Karena sebenarnya, tidaklah dibutuhkan keahlian khusus untuk bisa melakukannya. Walau begitu, saya tidak mengatakan bahwa ini akan mudah. Yang penting ada kemauan untuk belajar, dan tidak menyerah hanya gara-gara merasa tidak cukup pintar.

Salah satu cara mendapatkan uang dari rumah yang paling mungkin dilakukan oleh semua orang adalah dengan menjadi YouTuber. Untuk ibu rumah tangga misalnya, kita bisa menjadikan aktivitas memasak untuk dijadikan konten video, agar bisa di-upload di YouTube.

Oke, mungkin ada platform video lain yang saat ini juga sedang populer. Namun saya menilai bahwa membuat konten di YouTube punya potensi value jangka panjang. Dalam arti, satu atau beberapa video yang kita buat, masih akan mungkin terus ditonton orang sampai beberapa tahun kedepan. Tidak “viral dan lalu tenggelam” seperti platform lainnya.
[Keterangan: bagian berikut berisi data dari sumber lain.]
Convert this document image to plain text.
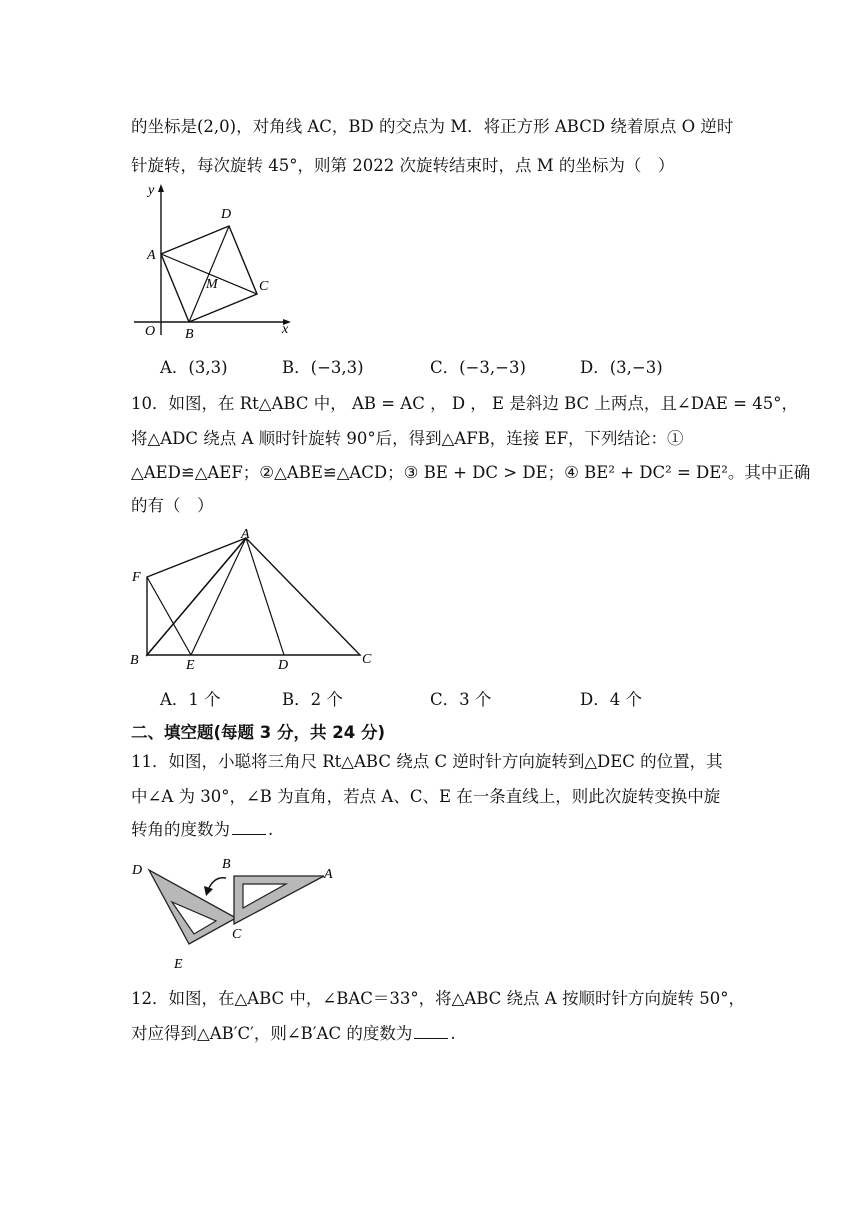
的坐标是(2,0)，对角线 AC，BD 的交点为 M．将正方形 ABCD 绕着原点 O 逆时
针旋转，每次旋转 45°，则第 2022 次旋转结束时，点 M 的坐标为（　）
y
x
O
A
B
C
D
M
A．(3,3)	B．(−3,3)	C．(−3,−3)	D．(3,−3)
10．如图，在 Rt△ABC 中， AB = AC ， D ， E 是斜边 BC 上两点，且∠DAE = 45°，
将△ADC 绕点 A 顺时针旋转 90°后，得到△AFB，连接 EF，下列结论：①
△AED≌△AEF；②△ABE≌△ACD；③ BE + DC > DE；④ BE² + DC² = DE²。其中正确
的有（　）
A
F
B	E	D	C
A．1 个	B．2 个	C．3 个	D．4 个
二、填空题(每题 3 分，共 24 分)
11．如图，小聪将三角尺 Rt△ABC 绕点 C 逆时针方向旋转到△DEC 的位置，其
中∠A 为 30°，∠B 为直角，若点 A、C、E 在一条直线上，则此次旋转变换中旋
转角的度数为 .
D	B
A
C
E
12．如图，在△ABC 中，∠BAC＝33°，将△ABC 绕点 A 按顺时针方向旋转 50°，
对应得到△AB′C′，则∠B′AC 的度数为 .
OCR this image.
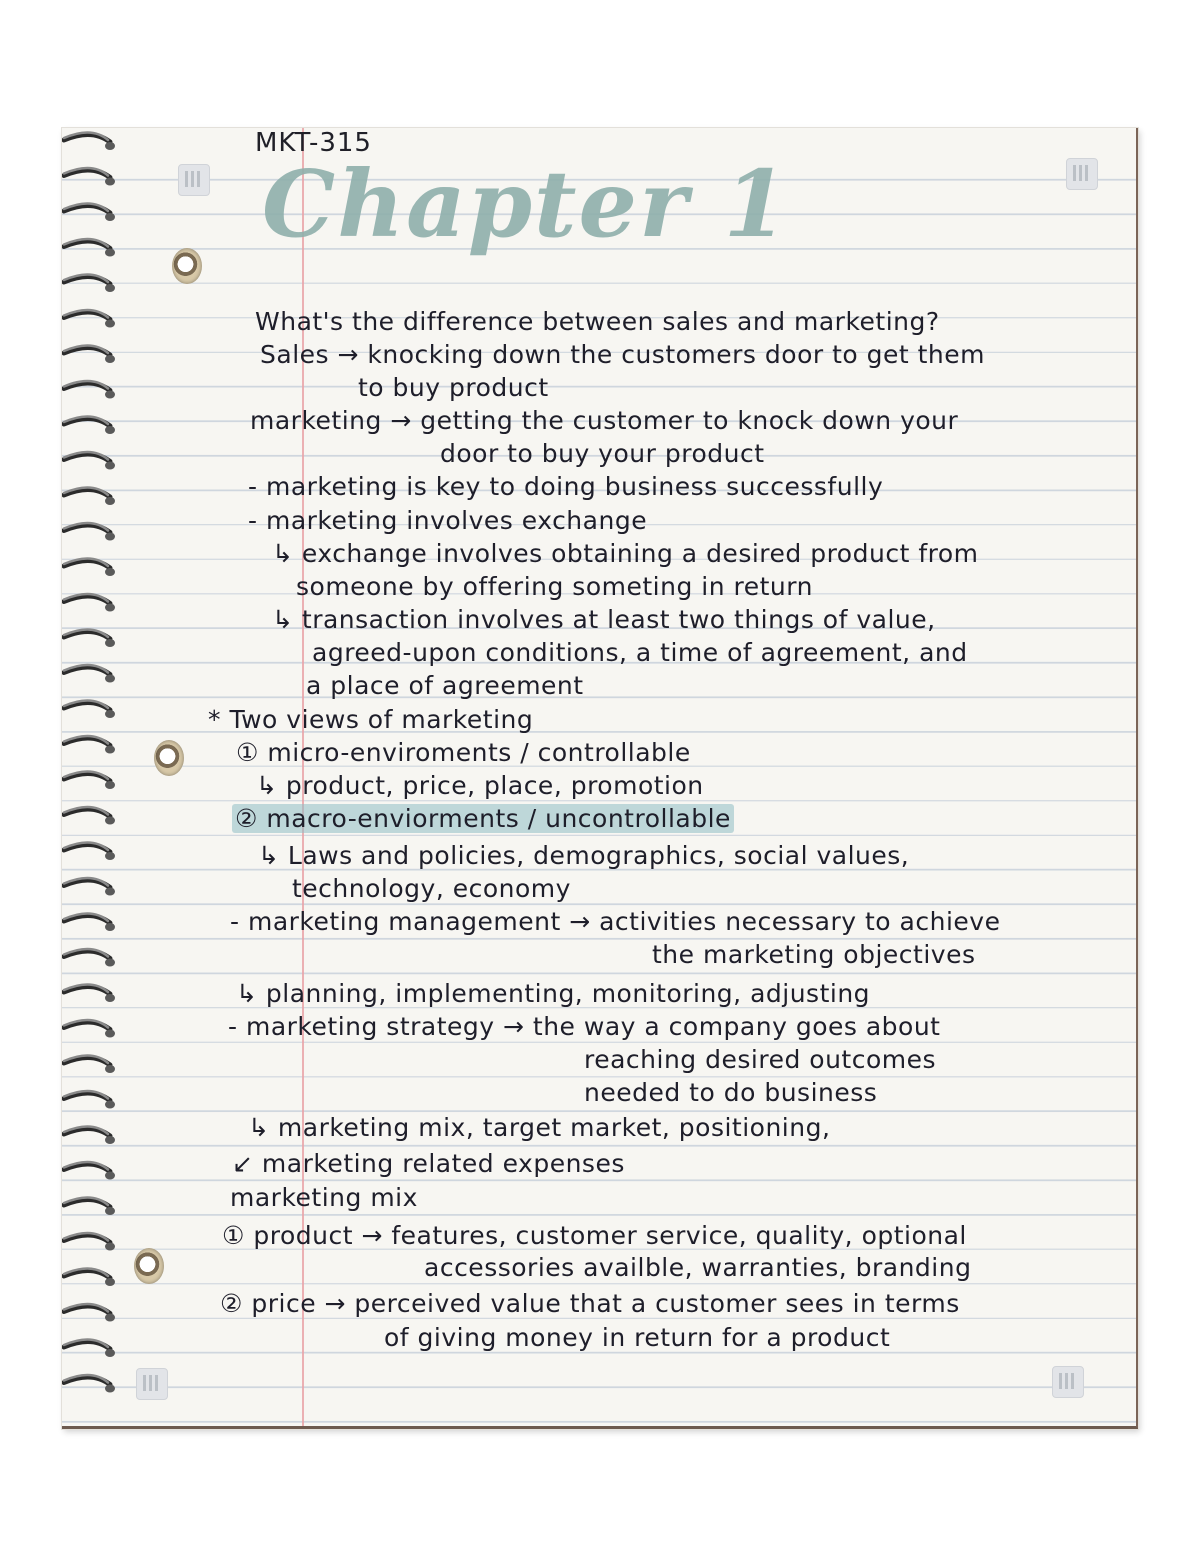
MKT-315
Chapter 1

What's the difference between sales and marketing?

Sales → knocking down the customers door to get them

to buy product

marketing → getting the customer to knock down your

door to buy your product

- marketing is key to doing business successfully

- marketing involves exchange

↳ exchange involves obtaining a desired product from

someone by offering someting in return

↳ transaction involves at least two things of value,

agreed-upon conditions, a time of agreement, and

a place of agreement

* Two views of marketing

① micro-enviroments / controllable

↳ product, price, place, promotion

② macro-enviorments / uncontrollable

↳ Laws and policies, demographics, social values,

technology, economy

- marketing management → activities necessary to achieve

the marketing objectives

↳ planning, implementing, monitoring, adjusting

- marketing strategy → the way a company goes about

reaching desired outcomes

needed to do business

↳ marketing mix, target market, positioning,

↙ marketing related expenses

marketing mix

① product → features, customer service, quality, optional

accessories availble, warranties, branding

② price → perceived value that a customer sees in terms

of giving money in return for a product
Tips Membangun Channel YouTube Sampai Menghasilkan Uang

Oleh karena contoh yang saya ambil adalah meng-upload video di YouTube, maka saya hanya akan spesifik untuk membahas tentang YouTube saja. Berikut adalah beberapa hal penting yang mesti diterapkan:

1. Mokondo (Modal Konsisten & Doa)

Seperti yang kita tau, agar bisa mendapatkan uang dari YouTube, kita wajib memenuhi syarat minimal yang sudah mereka tentukan. Yaitu video di channel kita sudah ditonton selama 4000 jam, dan sudah punya setidaknya 1000 subscriber.

Jika syarat tersebut sudah terpenuhi, barulah kita bisa mengajukan agar channel yang dibangun itu bisa mengikuti YouTube Partner Program. Supaya video yang sudah dan akan di-upload bisa mulai menampilkan iklan. Dan dari iklan itulah kita akan mengumpulkan pundi-pundi uang.
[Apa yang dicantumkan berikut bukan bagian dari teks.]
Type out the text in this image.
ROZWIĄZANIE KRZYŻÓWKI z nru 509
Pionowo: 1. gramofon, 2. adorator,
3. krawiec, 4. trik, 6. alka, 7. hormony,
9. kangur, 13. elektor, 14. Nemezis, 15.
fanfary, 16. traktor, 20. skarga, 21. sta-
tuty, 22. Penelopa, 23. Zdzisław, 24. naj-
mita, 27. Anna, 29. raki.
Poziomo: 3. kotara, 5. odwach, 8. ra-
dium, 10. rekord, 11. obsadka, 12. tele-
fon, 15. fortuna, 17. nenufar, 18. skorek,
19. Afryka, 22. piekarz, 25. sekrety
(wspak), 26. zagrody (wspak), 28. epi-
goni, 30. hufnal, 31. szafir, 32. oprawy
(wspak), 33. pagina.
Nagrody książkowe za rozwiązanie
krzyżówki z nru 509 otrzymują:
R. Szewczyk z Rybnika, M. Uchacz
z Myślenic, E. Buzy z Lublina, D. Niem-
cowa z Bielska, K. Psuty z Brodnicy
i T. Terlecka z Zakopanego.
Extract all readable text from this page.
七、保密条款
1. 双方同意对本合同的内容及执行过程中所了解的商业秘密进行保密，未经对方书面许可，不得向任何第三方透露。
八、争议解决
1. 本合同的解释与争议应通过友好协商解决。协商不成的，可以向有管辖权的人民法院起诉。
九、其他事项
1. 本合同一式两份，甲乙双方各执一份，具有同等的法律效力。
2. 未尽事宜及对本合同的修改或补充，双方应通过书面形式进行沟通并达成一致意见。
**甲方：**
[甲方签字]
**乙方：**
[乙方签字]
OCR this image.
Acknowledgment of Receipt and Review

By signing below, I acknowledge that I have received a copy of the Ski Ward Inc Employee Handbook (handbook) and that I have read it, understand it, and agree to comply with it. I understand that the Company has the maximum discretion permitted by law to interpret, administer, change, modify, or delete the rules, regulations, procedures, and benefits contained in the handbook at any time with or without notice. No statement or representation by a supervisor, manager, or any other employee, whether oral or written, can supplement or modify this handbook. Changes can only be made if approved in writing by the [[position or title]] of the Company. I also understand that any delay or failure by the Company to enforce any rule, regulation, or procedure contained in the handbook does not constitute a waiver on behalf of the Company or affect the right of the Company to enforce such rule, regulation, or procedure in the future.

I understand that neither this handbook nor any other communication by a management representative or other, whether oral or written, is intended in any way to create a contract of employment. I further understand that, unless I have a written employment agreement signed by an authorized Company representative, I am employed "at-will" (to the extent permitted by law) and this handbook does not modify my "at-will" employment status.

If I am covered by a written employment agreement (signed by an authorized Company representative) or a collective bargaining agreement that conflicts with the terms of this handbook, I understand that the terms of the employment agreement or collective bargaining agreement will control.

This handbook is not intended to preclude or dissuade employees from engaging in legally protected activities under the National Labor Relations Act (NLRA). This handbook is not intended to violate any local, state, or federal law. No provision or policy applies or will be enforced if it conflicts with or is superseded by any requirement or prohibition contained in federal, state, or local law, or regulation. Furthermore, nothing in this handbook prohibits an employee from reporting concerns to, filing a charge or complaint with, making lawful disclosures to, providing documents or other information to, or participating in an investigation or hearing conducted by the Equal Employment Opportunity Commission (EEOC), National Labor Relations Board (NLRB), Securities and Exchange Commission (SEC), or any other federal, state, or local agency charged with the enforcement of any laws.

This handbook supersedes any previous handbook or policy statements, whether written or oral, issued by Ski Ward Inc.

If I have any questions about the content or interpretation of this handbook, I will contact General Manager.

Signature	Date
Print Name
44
Terdengar mudah memang. Tapi berdasarkan pengalaman pribadi saya, ini akan membutuhkan proses yang panjang. Dari beberapa channel yang saya bangun, paling cepat akan memakan waktu sekitar 5 bulan hanya untuk mencapai syarat minimal tersebut. Bahkan ada salah satu channel saya yang baru mencapai syarat tersebut setelah 2 tahun dibangun. Karena memang saya cukup jarang membuat konten di sana.

Jadi, bisa saya katakan bahwa kunci utama untuk membangun channel YouTube dari nol adalah “mokondo”, alias “modal konsisten dan doa”. Mengingat YouTube sendiri suka untuk merekomendasikan channel yang rajin membuat konten secara konsisten. Jangan lupa dibarengi dengan doa agar diberi kelancaran.

2. Tentukan Tema Konten

Sebuah channel YouTube harus memiliki tema yang jelas. Ketika sudah memilih tema, maka kita akan lebih mudah dalam menentukan konten apa yang akan dibuat untuk video-video selanjutnya. Misalnya, saat kita memilih tema traveling, maka sudah pasti video yang akan kita buat akan berkaitan dengan jalan-jalan, atau makan-makan.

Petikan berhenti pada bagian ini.